Prof. Brightman first came to Reed in the Sixties, as a student planning to major in English. While studying Native American languages and societies with Prof. [anthro 1947-88], he discovered that anthropology fired his imagination. He invokes Brazilian anthropologist Eduardo Viveiros de Castro, who suggested that anthropology is a means to the “permanent decolonization of thought.”
Brightman collaborated with French on his senior thesis, The Continuing Adventures of Raven and Coyote: A Comparative Analysis of North American Indian Transformer Myths. As was French’s custom, thesis conferences often occurred in the early a.m. at the professor’s home across the street on Woodstock Boulevard. When Brightman became a professor, he based his own thesis advising on French’s informal and collaborative model, albeit without the nocturnal office hours. The thesis focused on the Native Northwest literary characters Raven and Coyote, and in particular on how their actions institute and explain natural phenomena and cultural practices. In later graduate research with Cree, Brightman encountered similar characters and became interested in the seemingly incongruous juxtaposition of wisdom and benevolence with imbecility and moral chaos in the same personage. For example, the character who institutes the incest taboo in one story, violates it in another.
After earning his PhD from the University of Chicago, he began teaching at the University of Wisconsin—Madison.

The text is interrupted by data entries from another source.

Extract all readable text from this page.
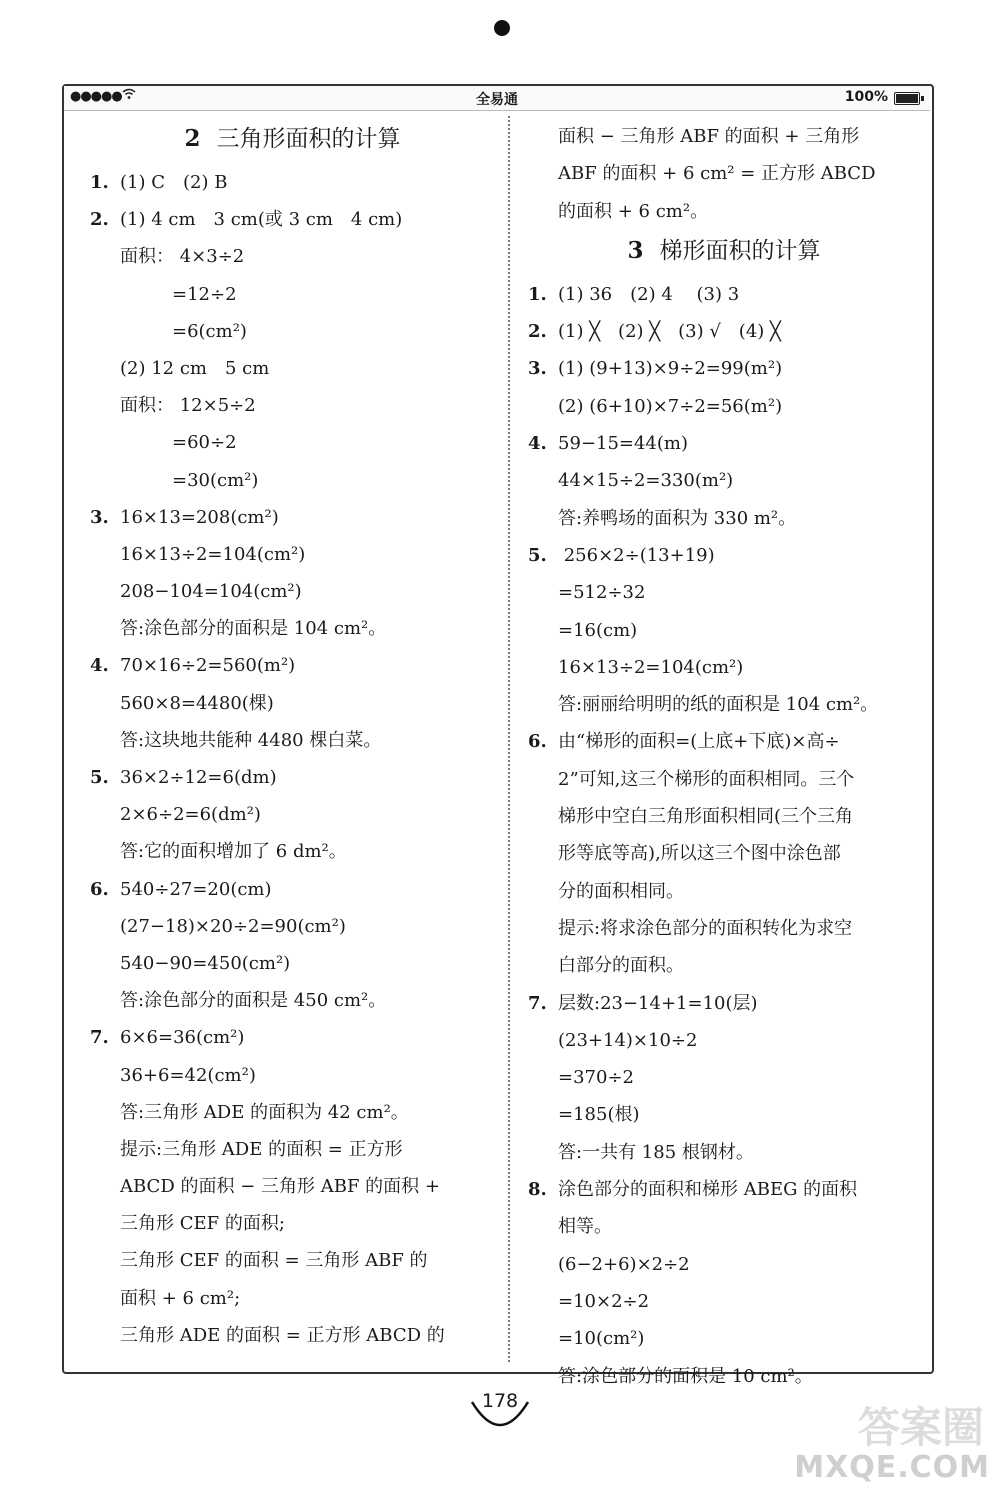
●●●●●	全易通	100%
2 三角形面积的计算
1. (1) C　(2) B
2. (1) 4 cm　3 cm(或 3 cm　4 cm)
面积： 4×3÷2
=12÷2
=6(cm²)
(2) 12 cm　5 cm
面积： 12×5÷2
=60÷2
=30(cm²)
3. 16×13=208(cm²)
16×13÷2=104(cm²)
208−104=104(cm²)
答:涂色部分的面积是 104 cm²。
4. 70×16÷2=560(m²)
560×8=4480(棵)
答:这块地共能种 4480 棵白菜。
5. 36×2÷12=6(dm)
2×6÷2=6(dm²)
答:它的面积增加了 6 dm²。
6. 540÷27=20(cm)
(27−18)×20÷2=90(cm²)
540−90=450(cm²)
答:涂色部分的面积是 450 cm²。
7. 6×6=36(cm²)
36+6=42(cm²)
答:三角形 ADE 的面积为 42 cm²。
提示:三角形 ADE 的面积 = 正方形
ABCD 的面积 − 三角形 ABF 的面积 +
三角形 CEF 的面积;
三角形 CEF 的面积 = 三角形 ABF 的
面积 + 6 cm²;
三角形 ADE 的面积 = 正方形 ABCD 的
面积 − 三角形 ABF 的面积 + 三角形
ABF 的面积 + 6 cm² = 正方形 ABCD
的面积 + 6 cm²。
3 梯形面积的计算
1. (1) 36　(2) 4　 (3) 3
2. (1) ╳　(2) ╳　(3) √　(4) ╳
3. (1) (9+13)×9÷2=99(m²)
(2) (6+10)×7÷2=56(m²)
4. 59−15=44(m)
44×15÷2=330(m²)
答:养鸭场的面积为 330 m²。
5. 256×2÷(13+19)
=512÷32
=16(cm)
16×13÷2=104(cm²)
答:丽丽给明明的纸的面积是 104 cm²。
6. 由“梯形的面积=(上底+下底)×高÷
2”可知,这三个梯形的面积相同。三个
梯形中空白三角形面积相同(三个三角
形等底等高),所以这三个图中涂色部
分的面积相同。
提示:将求涂色部分的面积转化为求空
白部分的面积。
7. 层数:23−14+1=10(层)
(23+14)×10÷2
=370÷2
=185(根)
答:一共有 185 根钢材。
8. 涂色部分的面积和梯形 ABEG 的面积
相等。
(6−2+6)×2÷2
=10×2÷2
=10(cm²)
答:涂色部分的面积是 10 cm²。
178
答案圈
MXQE.COM
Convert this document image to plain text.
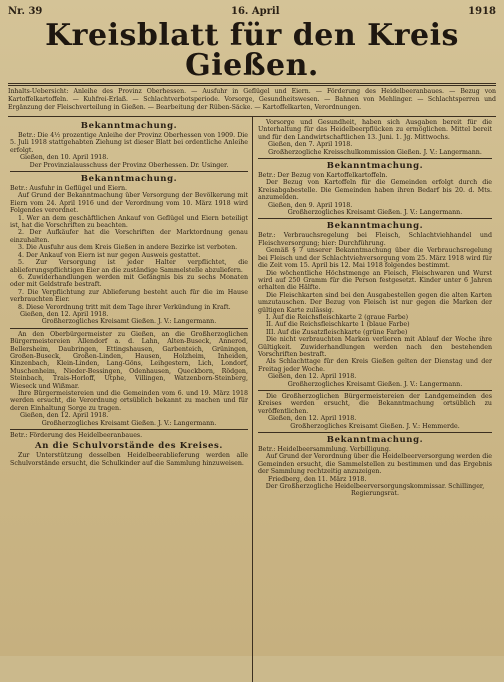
Nr. 39	16. April	1918
Kreisblatt für den Kreis Gießen.
Inhalts-Uebersicht: Anleihe des Provinz Oberhessen. — Ausfuhr in Geflügel und Eiern. — Förderung des Heidelbeeranbaues. — Bezug von Kartoffelkartoffeln. — Kuhfrei-Erlaß. — Schlachtverbotsperiode. Vorsorge, Gesundheitswesen. — Bahnen von Mehlinger. — Schlachtsperren und Ergänzung der Fleischverteilung in Gießen. — Bearbeitung der Rüben-Säcke. — Kartoffelkarten, Verordnungen.
Bekanntmachung.

Betr.: Die 4½ prozentige Anleihe der Provinz Oberhessen von 1909. Die 5. Juli 1918 stattgehabten Ziehung ist dieser Blatt bei ordentliche Anleihe erfolgt.

Gießen, den 10. April 1918.

Der Provinzialausschuss der Provinz Oberhessen. Dr. Usinger.

Bekanntmachung.

Betr.: Ausfuhr in Geflügel und Eiern.

Auf Grund der Bekanntmachung über Versorgung der Bevölkerung mit Eiern vom 24. April 1916 und der Verordnung vom 10. März 1918 wird Folgendes verordnet.

1. Wer an dem geschäftlichen Ankauf von Geflügel und Eiern beteiligt ist, hat die Vorschriften zu beachten.

2. Der Aufkäufer hat die Vorschriften der Marktordnung genau einzuhalten.

3. Die Ausfuhr aus dem Kreis Gießen in andere Bezirke ist verboten.

4. Der Ankauf von Eiern ist nur gegen Ausweis gestattet.

5. Zur Versorgung ist jeder Halter verpflichtet, die ablieferungspflichtigen Eier an die zuständige Sammelstelle abzuliefern.

6. Zuwiderhandlungen werden mit Gefängnis bis zu sechs Monaten oder mit Geldstrafe bestraft.

7. Die Verpflichtung zur Ablieferung besteht auch für die im Hause verbrauchten Eier.

8. Diese Verordnung tritt mit dem Tage ihrer Verkündung in Kraft.

Gießen, den 12. April 1918.

Großherzogliches Kreisamt Gießen. J. V.: Langermann.

An den Oberbürgermeister zu Gießen, an die Großherzoglichen Bürgermeistereien Allendorf a. d. Lahn, Alten-Buseck, Annerod, Bellersheim, Daubringen, Ettingshausen, Garbenteich, Grüningen, Großen-Buseck, Großen-Linden, Hausen, Holzheim, Inheiden, Kinzenbach, Klein-Linden, Lang-Göns, Leihgestern, Lich, Londorf, Muschenheim, Nieder-Bessingen, Odenhausen, Queckborn, Rödgen, Steinbach, Trais-Horloff, Utphe, Villingen, Watzenborn-Steinberg, Wieseck und Wißmar.

Ihre Bürgermeistereien und die Gemeinden vom 6. und 19. März 1918 werden ersucht, die Verordnung ortsüblich bekannt zu machen und für deren Einhaltung Sorge zu tragen.

Gießen, den 12. April 1918.

Großherzogliches Kreisamt Gießen. J. V.: Langermann.

Betr.: Förderung des Heidelbeeranbaues.

An die Schulvorstände des Kreises.

Zur Unterstützung desselben Heidelbeerablieferung werden alle Schulvorstände ersucht, die Schulkinder auf die Sammlung hinzuweisen.

Vorsorge und Gesundheit, haben sich Ausgaben bereit für die Unterhaltung für das Heidelbeerpflücken zu ermöglichen. Mittel bereit und für den Landwirtschaftlichen 13. Juni. 1. Jg. Mittwochs.

Gießen, den 7. April 1918.

Großherzogliche Kreisschulkommission Gießen. J. V.: Langermann.

Bekanntmachung.

Betr.: Der Bezug von Kartoffelkartoffeln.

Der Bezug von Kartoffeln für die Gemeinden erfolgt durch die Kreisabgabestelle. Die Gemeinden haben ihren Bedarf bis 20. d. Mts. anzumelden.

Gießen, den 9. April 1918.

Großherzogliches Kreisamt Gießen. J. V.: Langermann.

Bekanntmachung.

Betr.: Verbrauchsregelung bei Fleisch, Schlachtviehhandel und Fleischversorgung; hier: Durchführung.

Gemäß § 7 unserer Bekanntmachung über die Verbrauchsregelung bei Fleisch und der Schlachtviehversorgung vom 25. März 1918 wird für die Zeit vom 15. April bis 12. Mai 1918 folgendes bestimmt.

Die wöchentliche Höchstmenge an Fleisch, Fleischwaren und Wurst wird auf 250 Gramm für die Person festgesetzt. Kinder unter 6 Jahren erhalten die Hälfte.

Die Fleischkarten sind bei den Ausgabestellen gegen die alten Karten umzutauschen. Der Bezug von Fleisch ist nur gegen die Marken der gültigen Karte zulässig.

I. Auf die Reichsfleischkarte 2 (graue Farbe)

II. Auf die Reichsfleischkarte 1 (blaue Farbe)

III. Auf die Zusatzfleischkarte (grüne Farbe)

Die nicht verbrauchten Marken verlieren mit Ablauf der Woche ihre Gültigkeit. Zuwiderhandlungen werden nach den bestehenden Vorschriften bestraft.

Als Schlachttage für den Kreis Gießen gelten der Dienstag und der Freitag jeder Woche.

Gießen, den 12. April 1918.

Großherzogliches Kreisamt Gießen. J. V.: Langermann.

Die Großherzoglichen Bürgermeistereien der Landgemeinden des Kreises werden ersucht, die Bekanntmachung ortsüblich zu veröffentlichen.

Gießen, den 12. April 1918.

Großherzogliches Kreisamt Gießen. J. V.: Hemmerde.

Bekanntmachung.

Betr.: Heidelbeersammlung. Verbilligung.

Auf Grund der Verordnung über die Heidelbeerversorgung werden die Gemeinden ersucht, die Sammelstellen zu bestimmen und das Ergebnis der Sammlung rechtzeitig anzuzeigen.

Friedberg, den 11. März 1918.

Der Großherzogliche Heidelbeerversorgungskommissar. Schillinger, Regierungsrat.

In 1988, he returned to Reed, where he divided his teaching and research between cultural anthropology and linguistics. In 1998, he was named to the endowed chair in American Indian Studies established at Reed by Ruth Cooperman Greenberg. The many courses he taught included “North American Indians,” “Semiotics and Structuralism,” “Algonquian” (linguistics), “Myth and Folktale,” “Subject, Person, Self, Individual,” and “Nature, Culture, and Environmentalism.”
Brightman’s principal theoretical contributions focus on change and continuity in the anthropological culture concept, and on the conventional character of customs commonly believed to be necessary.
“Nowhere are customs imagined as more naturally inevitable than in the anthropological theories of hunter-gatherer societies,” he explains. “In most of these societies, for example, men specialize in big-game hunting and women in plant collection. This is usually ‘explained’ in anthropology by one or another supposed female incapacity that limits women’s hunting. But it’s ontology (including theological ideas) and gender politics, not primary and secondary sexual characteristics, that gets us this recurring division of labor. The revisability of conventions connects with anthropology’s explicit or implicit comparativism, one of the discipline’s defining qualities.”